The shift from farm to factory, village to town, continued through the 1950s, 1960s, and 1970s. In the Soviet Union as a whole, the percentage of the labour force working in agriculture and forestry dropped from 46 percent in 1950 to 39 percent in 1960 and 22 percent in 1975. The Armenians started below the Soviet average in 1950. Fifty percent of Armenian labour worked in agriculture and forestry in the last years of Stalin, but that figure rapidly dropped to 35 percent in 1960 and to 20 percent in 1975. As for industry, Armenian workers made up only 24 percent of the labour force in 1950 and grew to 32 percent in 1960 and to 38 percent in 1975, thus reaching the all-USSR level and surpassing the levels of Azerbaijan (28 percent) and Georgia (27 percent).
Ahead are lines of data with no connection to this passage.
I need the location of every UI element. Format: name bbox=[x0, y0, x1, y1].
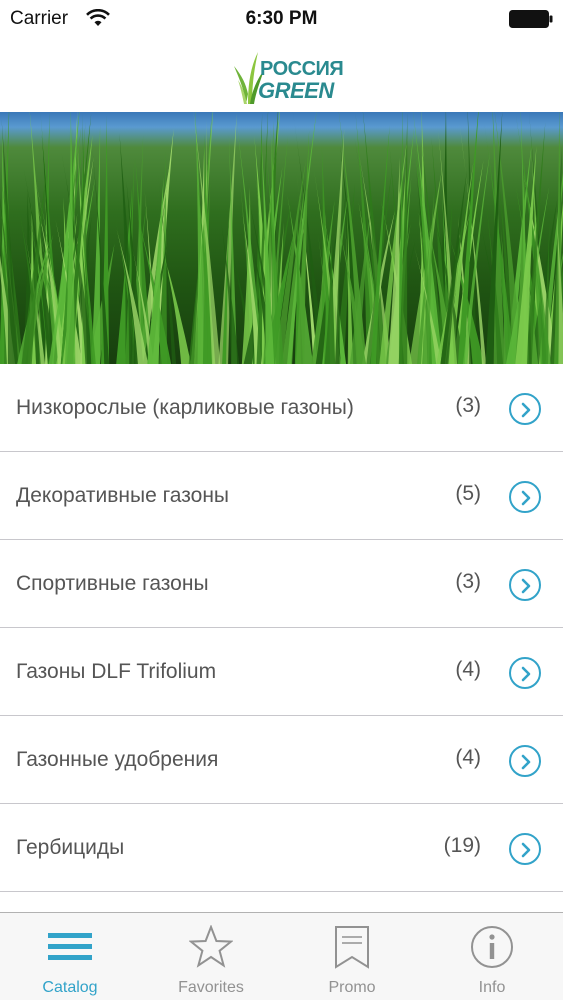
hero-grass-image bbox=[0, 112, 563, 364]
tab-label: Promo bbox=[328, 979, 376, 996]
tab-label: Favorites bbox=[178, 979, 244, 996]
catalog-row-count: (4) bbox=[455, 658, 481, 681]
chevron-right-circle-icon[interactable] bbox=[509, 569, 541, 601]
app-logo: РОССИЯ GREEN bbox=[232, 48, 344, 106]
tab-promo[interactable]: Promo bbox=[282, 913, 422, 1000]
tab-bar: Catalog Favorites Promo Info bbox=[0, 912, 563, 1000]
chevron-right-circle-icon[interactable] bbox=[509, 833, 541, 865]
catalog-row[interactable]: Гербициды (19) bbox=[0, 804, 563, 892]
catalog-row[interactable]: Низкорослые (карликовые газоны) (3) bbox=[0, 364, 563, 452]
catalog-row-count: (5) bbox=[455, 482, 481, 505]
star-icon bbox=[189, 925, 233, 968]
tab-catalog[interactable]: Catalog bbox=[0, 913, 140, 1000]
grass-blade bbox=[91, 124, 101, 364]
catalog-row-label: Гербициды bbox=[16, 836, 125, 859]
tab-label: Info bbox=[478, 979, 506, 996]
status-bar: Carrier 6:30 PM bbox=[0, 0, 563, 40]
catalog-list: Низкорослые (карликовые газоны) (3) Деко… bbox=[0, 364, 563, 892]
logo-text-green: GREEN bbox=[258, 78, 334, 103]
catalog-row-label: Низкорослые (карликовые газоны) bbox=[16, 396, 354, 419]
chevron-right-circle-icon[interactable] bbox=[509, 481, 541, 513]
tab-favorites[interactable]: Favorites bbox=[141, 913, 281, 1000]
bookmark-icon bbox=[335, 926, 369, 969]
list-icon bbox=[48, 933, 92, 960]
catalog-row-label: Газоны DLF Trifolium bbox=[16, 660, 217, 683]
catalog-row-label: Декоративные газоны bbox=[16, 484, 230, 507]
catalog-row-count: (3) bbox=[455, 394, 481, 417]
catalog-row-count: (19) bbox=[443, 834, 481, 857]
chevron-right-circle-icon[interactable] bbox=[509, 745, 541, 777]
chevron-right-circle-icon[interactable] bbox=[509, 393, 541, 425]
catalog-row-label: Газонные удобрения bbox=[16, 748, 219, 771]
battery-icon bbox=[509, 10, 553, 28]
catalog-row-label: Спортивные газоны bbox=[16, 572, 209, 595]
app-header: РОССИЯ GREEN bbox=[0, 40, 563, 112]
catalog-row[interactable]: Декоративные газоны (5) bbox=[0, 452, 563, 540]
catalog-row[interactable]: Газоны DLF Trifolium (4) bbox=[0, 628, 563, 716]
catalog-row[interactable]: Газонные удобрения (4) bbox=[0, 716, 563, 804]
chevron-right-circle-icon[interactable] bbox=[509, 657, 541, 689]
catalog-row[interactable]: Спортивные газоны (3) bbox=[0, 540, 563, 628]
info-icon bbox=[471, 926, 513, 968]
status-time: 6:30 PM bbox=[245, 8, 318, 29]
catalog-row-count: (3) bbox=[455, 570, 481, 593]
tab-info[interactable]: Info bbox=[422, 913, 562, 1000]
tab-label: Catalog bbox=[42, 979, 98, 996]
grass-illustration bbox=[0, 112, 563, 364]
catalog-row-count: (4) bbox=[455, 746, 481, 769]
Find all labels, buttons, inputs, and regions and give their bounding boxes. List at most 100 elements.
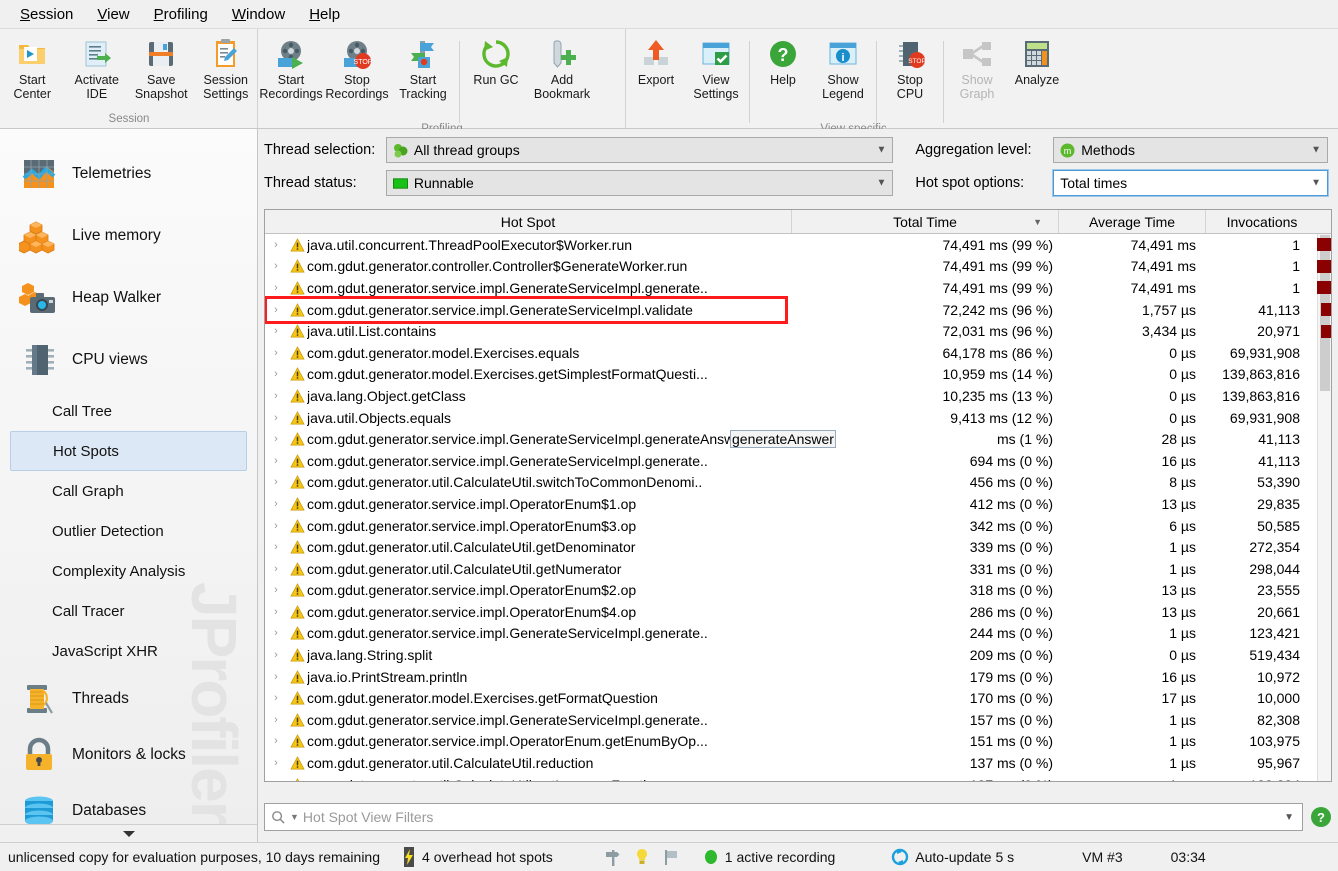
- table-row[interactable]: › com.gdut.generator.service.impl.Operato…: [265, 515, 1331, 537]
- lightbulb-icon[interactable]: [635, 848, 649, 866]
- table-row[interactable]: › com.gdut.generator.util.CalculateUtil.s…: [265, 472, 1331, 494]
- table-row[interactable]: › com.gdut.generator.util.CalculateUtil.g…: [265, 536, 1331, 558]
- row-expander-icon[interactable]: ›: [265, 498, 287, 510]
- row-expander-icon[interactable]: ›: [265, 476, 287, 488]
- menu-profiling[interactable]: Profiling: [142, 3, 220, 26]
- activate-ide-button[interactable]: Activate IDE: [65, 35, 130, 103]
- row-expander-icon[interactable]: ›: [265, 649, 287, 661]
- add-bookmark-button[interactable]: Add Bookmark: [529, 35, 595, 103]
- table-row[interactable]: › com.gdut.generator.util.CalculateUtil.g…: [265, 558, 1331, 580]
- overhead-status[interactable]: 4 overhead hot spots: [402, 847, 553, 867]
- flag-icon[interactable]: [663, 848, 679, 866]
- table-row[interactable]: › java.util.Objects.equals 9,413 ms (12 %)…: [265, 407, 1331, 429]
- run-gc-button[interactable]: Run GC: [463, 35, 529, 90]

Armenian peasants, who had made up over 80 percent of the republic's population in 1920, were only 20 percent by the end of 1970s. Only a third of Armenians continued to live in the countryside in the early 1980s, while two-thirds lived in towns and cities. After sixty years of Soviet-style modernisation, Armenia had become a predominantly urban and industrial society.

The post-Stalin decades were marked by rapid industrial growth in Armenia. From 1950 to 1978 Armenian industrial output rose at an average annual rate of 9.9 percent, exceeding the rates of Georgia (8.2 percent) and Azerbaijan (7.4 percent) as well as that of the USSR as a whole. However, on a per capita basis Armenia (and Georgia and Azerbaijan as well) grew slower industrially than the USSR average. Nevertheless, from a minuscule industry based almost entirely on copper mining and cognac distilling, Armenia has developed an advanced machinery industry with a highly skilled labour force. Forty percent of industrial workers in Armenia were in the machine industries, building electrical equipment, motors, and machine tools. By 1978 Armenian industrial production was 335 times greater than it had been in 1913. Though poorer by most indices than the Soviet Union in general, Armenia was significantly better of materially than its Muslim neighbours, Turkey and Persia, and had obviously benefited economically from its association with the rest of the Soviet Union.